Commentaire : Le manque de moyens de la justice, cité comme problème N°1 pour la sécurité des Français, par le juge Trévidic, donne vraiment l'impression d'être criant. Comment est-ce possible ?


La conférence nationale des procureurs de la République (CNPR) a appelé jeudi les parquets, saturés et au bord du « burn-out » après les attentats de Paris, à suspendre certaines missions annexes pour se concentrer sur l'essentiel, notamment la direction des affaires judiciaires.

Palais justice Paris
© InconnuLe Palais de Justice de Paris
Cinq procureurs, membres de l'association qui revendique 90 adhérents et 130 sympathisants sur les 167 procureurs de France, ont lancé un cri d'alarme sur la dégradation des conditions de travail des parquets, sortant ainsi de leur traditionnelle réserve.

« C'est un crève-cœur de s'exprimer ainsi mais la tension est extrême. Nos collègues sont épuisés, certains au bord du burn-out », a expliqué Thomas Pison, président du CNPR et procureur de Nancy, en expliquant que la mobilisation après les attentats du 13 novembre et la mise en place de l'état d'urgence ont à nouveau mis en lumière le manque de moyens humains et matériels du ministère public face à des missions toujours plus nombreuses.

Ne se concentrer que sur les priorités

« Il y a une vraie urgence. Nous avions déjà lancé des cris d'alarme en 2011 et 2013, mais nous constatons que les choses n'ont pas beaucoup avancé », a-t-il regretté, ajoutant que les procureurs, malgré leur dévouement, ne peuvent plus tout faire et des priorités doivent être définies.

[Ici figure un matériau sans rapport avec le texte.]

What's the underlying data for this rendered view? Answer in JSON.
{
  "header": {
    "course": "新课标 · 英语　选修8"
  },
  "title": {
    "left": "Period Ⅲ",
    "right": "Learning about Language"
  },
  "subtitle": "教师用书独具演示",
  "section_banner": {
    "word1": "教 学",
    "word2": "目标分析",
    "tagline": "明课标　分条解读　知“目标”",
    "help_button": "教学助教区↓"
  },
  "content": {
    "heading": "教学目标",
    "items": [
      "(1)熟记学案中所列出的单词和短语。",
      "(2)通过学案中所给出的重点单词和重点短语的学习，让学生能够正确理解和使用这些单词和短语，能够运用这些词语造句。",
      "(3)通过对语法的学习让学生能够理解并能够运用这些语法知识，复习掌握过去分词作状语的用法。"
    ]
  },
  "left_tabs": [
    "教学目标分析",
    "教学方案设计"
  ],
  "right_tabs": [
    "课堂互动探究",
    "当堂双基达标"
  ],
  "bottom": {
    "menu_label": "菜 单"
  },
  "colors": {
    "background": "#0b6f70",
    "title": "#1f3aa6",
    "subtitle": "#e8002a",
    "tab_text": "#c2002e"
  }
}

Réunis samedi en assemblée générale, la CNPR a donc demandé aux parquets de France «de suspendre leurs activités périphériques et chronophages éloignées de leurs missions judiciaires essentielles» et de «cibler leur participation aux multiples instances partenariales pour ne retenir que celles présentant un intérêt opérationnel».

En clair, les procureurs appellent à mettre entre parenthèses les rapports administratifs, les réunions sur la politique de la ville ou la prévention de la délinquance pour se concentrer sur les métiers de base: l'action publique, la direction des enquêtes judiciaires, leur présence dans les états-majors de sécurité ou les cellules de radicalisation.

Dans l'attente d'une réponse de la garde des Sceaux

«On a écrit lundi à la garde des Sceaux pour lui expliquer ce que l'on comptait faire. Nous attendons sa réponse», a indiqué Thomas Pison. Sur la crise de moyens, les procureurs constatent que 6,58% des postes de magistrats du parquet restent non pourvus et qu'on assiste à une véritable crise des vocations : «Ceux qui sortent de l'école sont motivés. Mais au bout de deux ans, ils choisissent d'autres fonctions moins prenantes et avec un niveau de responsabilité moins fort».

« La garde des Sceaux a souhaité que tous les parquets aient des référents terrorisme. Mais ce ne sont pas des collègues en plus qui sont arrivés, ce sont des missions en plus qui sont venues se rajouter», a déploré Thomas Pison, pour qui la «pression» supplémentaire peut engendrer des «erreurs de procédure ».

Les parquetiers français sont aujourd'hui 2,9 pour 100.000 habitants contre 12 au niveau européen. Ils traitent en moyenne chacun 2.532 affaires par an contre 615 pour leurs voisins. A l'inverse, le coût de la justice représente en moyenne 61 euros par habitant en France contre 121 en Europe.